When making a decision such as whether to hire, insure or lend to someone, is more data better? Actually, when it comes to fairness, the opposite is often true.
Consider a recent Harvard Business Review experiment, which involved sending 316 fake applications to the largest U.S. law firms. All the applicants were among the top 1 percent of students at their schools, but other information — such as their names, college clubs and hobbies — provided hints about their gender and social class.
The result: Upper-class males were four times as likely to get a callback as other candidates, including upper-class women. This suggests that even among equally qualified candidates, the added information gave potential employers something not to like, such as a lower-class background, a bad “cultural fit” or the possibility that a woman might decide to have children and leave the firm.
Proponents of big data tend to believe that such problems can be addressed by handing the decision-making over to an impartial computer. The idea is that with enough information, perhaps ranging from Facebook likes to ZIP codes, an algorithm should be able to choose the objectively best candidates.
Yet algorithms can be as flawed as the humans they replace — and the more data they use, the more opportunities arise for those flaws to emerge. Most essentially assign points to a candidate depending on the presence of certain attributes that are correlated with success, with no consideration for the nature and nuances of those correlations.
One issue is that the algorithms tend to use linear models, so they assume that more is always better, and way more is way better. This can be fine when dealing with attributes such as education or experience. Something like Facebook activity, by contrast, could have a golden mean — a reasonable amount might suggest engagement in a community, while an abundance could indicate addiction.

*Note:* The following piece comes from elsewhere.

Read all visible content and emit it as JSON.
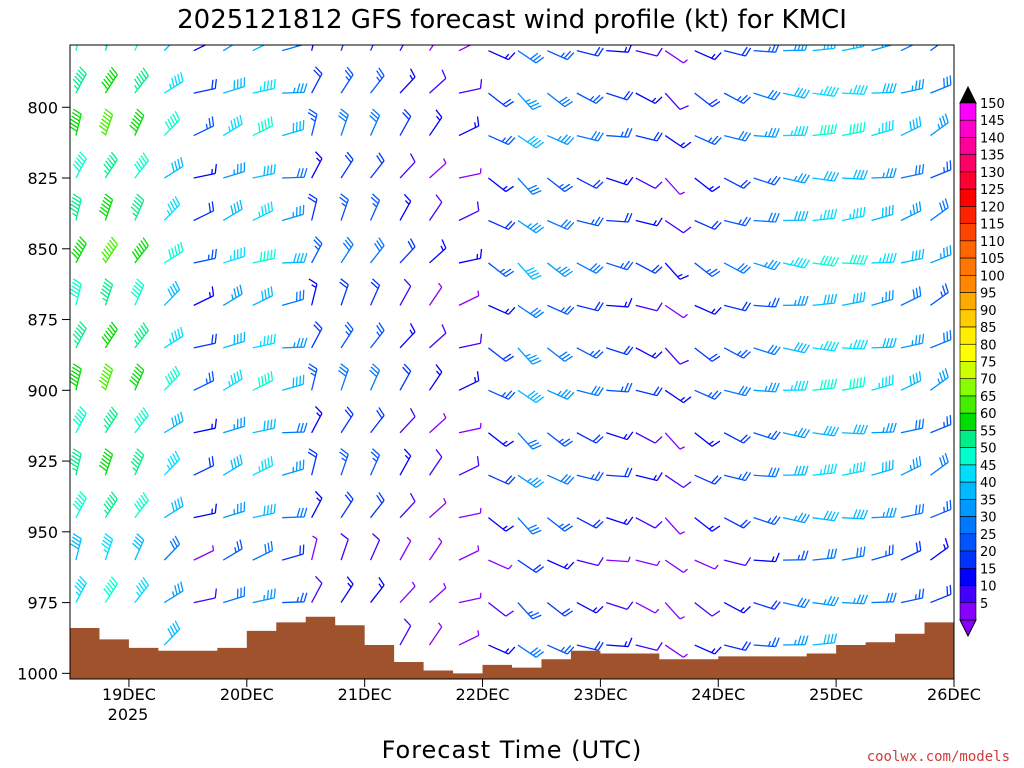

More important, such algorithms will tend to discriminate against attributes that, though beyond people’s control, have historically been correlated with a lack of success. A marker of poverty or race, for example, can translate into a demerit, even if the person is eminently qualified — thus reinforcing the historical pattern that the algorithm finds in the data.

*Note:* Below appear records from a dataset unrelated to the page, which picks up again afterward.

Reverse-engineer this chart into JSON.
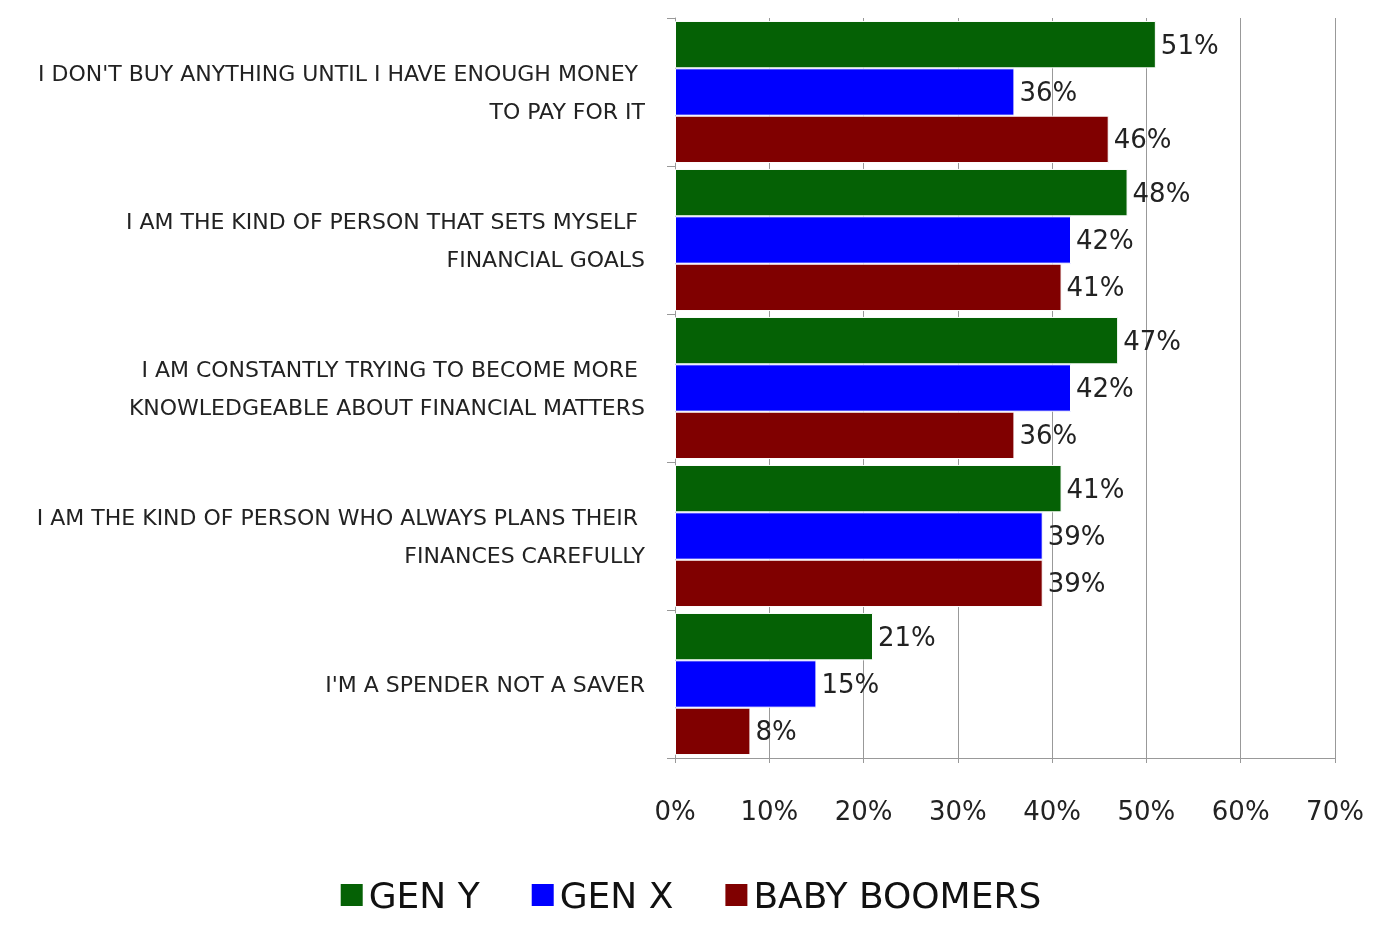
{
  "chart_data": {
    "type": "bar",
    "orientation": "horizontal",
    "categories": [
      "I DON'T BUY ANYTHING UNTIL I HAVE ENOUGH MONEY TO PAY FOR IT",
      "I AM THE KIND OF PERSON THAT SETS MYSELF FINANCIAL GOALS",
      "I AM CONSTANTLY TRYING TO BECOME MORE KNOWLEDGEABLE ABOUT FINANCIAL MATTERS",
      "I AM THE KIND OF PERSON WHO ALWAYS PLANS THEIR FINANCES CAREFULLY",
      "I'M A SPENDER NOT A SAVER"
    ],
    "series": [
      {
        "name": "GEN Y",
        "color": "#056105",
        "values": [
          51,
          48,
          47,
          41,
          21
        ],
        "value_labels": [
          "51%",
          "48%",
          "47%",
          "41%",
          "21%"
        ]
      },
      {
        "name": "GEN X",
        "color": "#0000ff",
        "values": [
          36,
          42,
          42,
          39,
          15
        ],
        "value_labels": [
          "36%",
          "42%",
          "42%",
          "39%",
          "15%"
        ]
      },
      {
        "name": "BABY BOOMERS",
        "color": "#800000",
        "values": [
          46,
          41,
          36,
          39,
          8
        ],
        "value_labels": [
          "46%",
          "41%",
          "36%",
          "39%",
          "8%"
        ]
      }
    ],
    "xlim": [
      0,
      70
    ],
    "xticks": [
      {
        "value": 0,
        "label": "0%"
      },
      {
        "value": 10,
        "label": "10%"
      },
      {
        "value": 20,
        "label": "20%"
      },
      {
        "value": 30,
        "label": "30%"
      },
      {
        "value": 40,
        "label": "40%"
      },
      {
        "value": 50,
        "label": "50%"
      },
      {
        "value": 60,
        "label": "60%"
      },
      {
        "value": 70,
        "label": "70%"
      }
    ],
    "grid": "x",
    "legend": "bottom"
  }
}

In short, handing decisions over to machine learning algorithms trained on historical data isn’t likely to improve on prejudiced humans. And more complex models, such as neural networks, require a ton more data — which is why they tend to be reserved for things like self-driving cars.
The Harvard Business Review study concludes that using less data would be better: Remove the information on gender and clubs altogether, and focus on performance in law school. It’s a lesson that should be valuable for big-data modelers, too.